Faaberg Altar 6 -- The stained glass windows

To see the altar this post is talking about, click here.

Let's face it, the altar itself is pretty grim. Jesus in his dying agony, the women grieving, the sun hidden by dark clouds, the land barely visible for the darkness ... it's not much to cheer you up. Make you focus, yes. Make you ponder the death of Christ, yes. Make you aware of the seriousness of the faith, yes. But there is little joy in the central pieces of the altar.

That's why it is so important to include the stained glass. On either flank of the altar itself, the stained glass stands in brilliant tension. The resurrection is proclaimed every Sunday morning as the light shines through symbols of victory.

By the way, I remember as a child how intimidating it was to me to attend evening worship services. During Advent or Lent when we had midweek services the whole feel of the sanctuary was much darker, much more grim, and in large part this was because those stained glass windows were dark, and the crucifixion stood alone, without the resurrection. I remember many of those evenings sitting with a sense of grim foreboding.

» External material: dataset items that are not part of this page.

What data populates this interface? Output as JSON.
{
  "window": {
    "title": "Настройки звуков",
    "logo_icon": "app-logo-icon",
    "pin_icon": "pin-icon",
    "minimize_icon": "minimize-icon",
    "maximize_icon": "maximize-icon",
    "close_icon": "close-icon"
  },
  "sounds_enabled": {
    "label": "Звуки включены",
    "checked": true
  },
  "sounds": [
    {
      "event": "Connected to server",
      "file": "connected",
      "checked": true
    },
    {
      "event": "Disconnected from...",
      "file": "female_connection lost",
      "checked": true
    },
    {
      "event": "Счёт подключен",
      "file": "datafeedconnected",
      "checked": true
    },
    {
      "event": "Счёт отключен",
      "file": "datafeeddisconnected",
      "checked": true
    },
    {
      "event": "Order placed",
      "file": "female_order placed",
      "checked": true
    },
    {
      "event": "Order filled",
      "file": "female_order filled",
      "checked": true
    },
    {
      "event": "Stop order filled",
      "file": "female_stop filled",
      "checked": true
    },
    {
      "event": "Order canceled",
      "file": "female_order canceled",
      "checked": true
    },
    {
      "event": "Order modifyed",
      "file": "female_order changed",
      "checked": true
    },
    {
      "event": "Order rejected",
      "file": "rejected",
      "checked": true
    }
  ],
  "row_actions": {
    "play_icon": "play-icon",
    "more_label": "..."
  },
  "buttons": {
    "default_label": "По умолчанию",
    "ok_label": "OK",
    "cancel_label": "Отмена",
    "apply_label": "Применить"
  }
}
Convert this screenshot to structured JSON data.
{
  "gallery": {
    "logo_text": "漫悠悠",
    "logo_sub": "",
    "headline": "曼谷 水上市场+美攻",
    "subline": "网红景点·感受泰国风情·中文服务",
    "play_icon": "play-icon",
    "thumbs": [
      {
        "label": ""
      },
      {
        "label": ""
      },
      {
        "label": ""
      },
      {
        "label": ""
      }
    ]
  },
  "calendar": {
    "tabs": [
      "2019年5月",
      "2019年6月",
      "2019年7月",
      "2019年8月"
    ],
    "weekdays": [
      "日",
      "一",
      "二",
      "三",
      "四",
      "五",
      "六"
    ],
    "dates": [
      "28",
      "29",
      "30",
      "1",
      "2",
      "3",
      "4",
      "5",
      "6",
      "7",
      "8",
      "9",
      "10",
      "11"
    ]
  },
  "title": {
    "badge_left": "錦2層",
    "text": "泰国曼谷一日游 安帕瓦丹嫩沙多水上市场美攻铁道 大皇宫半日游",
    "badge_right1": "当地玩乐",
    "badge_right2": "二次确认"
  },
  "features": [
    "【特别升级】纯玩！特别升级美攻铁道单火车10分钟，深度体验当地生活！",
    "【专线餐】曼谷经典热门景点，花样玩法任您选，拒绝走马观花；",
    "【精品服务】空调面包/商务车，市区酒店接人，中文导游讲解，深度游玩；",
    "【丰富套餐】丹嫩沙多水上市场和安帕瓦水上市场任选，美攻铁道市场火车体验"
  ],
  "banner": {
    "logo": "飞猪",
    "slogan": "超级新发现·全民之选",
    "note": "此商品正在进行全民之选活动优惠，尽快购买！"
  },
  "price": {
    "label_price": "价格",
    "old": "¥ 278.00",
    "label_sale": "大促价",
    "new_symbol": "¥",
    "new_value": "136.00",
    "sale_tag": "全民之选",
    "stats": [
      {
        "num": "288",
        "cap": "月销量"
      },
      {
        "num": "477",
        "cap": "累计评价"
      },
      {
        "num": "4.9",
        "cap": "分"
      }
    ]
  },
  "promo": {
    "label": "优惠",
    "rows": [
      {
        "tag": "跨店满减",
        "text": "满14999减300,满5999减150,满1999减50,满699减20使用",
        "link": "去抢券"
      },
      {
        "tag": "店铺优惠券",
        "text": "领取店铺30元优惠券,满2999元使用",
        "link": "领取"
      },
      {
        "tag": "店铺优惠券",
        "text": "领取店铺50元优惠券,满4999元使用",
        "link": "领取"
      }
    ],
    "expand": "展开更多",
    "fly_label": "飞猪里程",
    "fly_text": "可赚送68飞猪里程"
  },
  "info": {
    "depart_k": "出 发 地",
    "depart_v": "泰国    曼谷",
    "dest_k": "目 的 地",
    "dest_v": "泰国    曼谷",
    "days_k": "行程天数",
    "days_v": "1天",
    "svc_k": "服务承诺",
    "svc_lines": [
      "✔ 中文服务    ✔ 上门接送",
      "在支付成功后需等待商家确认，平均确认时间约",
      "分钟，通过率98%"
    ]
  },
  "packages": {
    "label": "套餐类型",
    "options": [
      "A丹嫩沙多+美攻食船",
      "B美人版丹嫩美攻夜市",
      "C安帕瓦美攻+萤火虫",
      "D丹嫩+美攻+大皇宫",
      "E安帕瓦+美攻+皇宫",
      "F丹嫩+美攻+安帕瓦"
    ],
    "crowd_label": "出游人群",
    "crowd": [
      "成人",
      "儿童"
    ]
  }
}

Sunday mornings the greens and yellows breaking through the windows, the palm branches on the left and the cross and the crown on the right created a counterpoint of joy and promise. Christians always have to hold the cross and the empty tomb in tension. We need both the crucifixion and the resurrection. So often we get too much into the cross and our faith becomes grim and we see ourselves as worthless worms. Other times we get too exclusively into the resurrection and we think this faith is all about our victory and our power, without any reality check about suffering and sin.

I think having the stained glass windows and the crucifixion painting together at the front of the sanctuary all those years placed that both / and deep in my theological understanding. I've never been swept away by those, for example, like Marcus Borg or John Shelby Spong who deny the bodily resurrection of Jesus in favor of some spiritualized hope.

The cross was so real, so vivid, so historical to me growing up, and the resurrection was right there with it. It was two sides of the same event, two halves of a whole, two pieces of something that in its entirety saved me and redeemed all creation.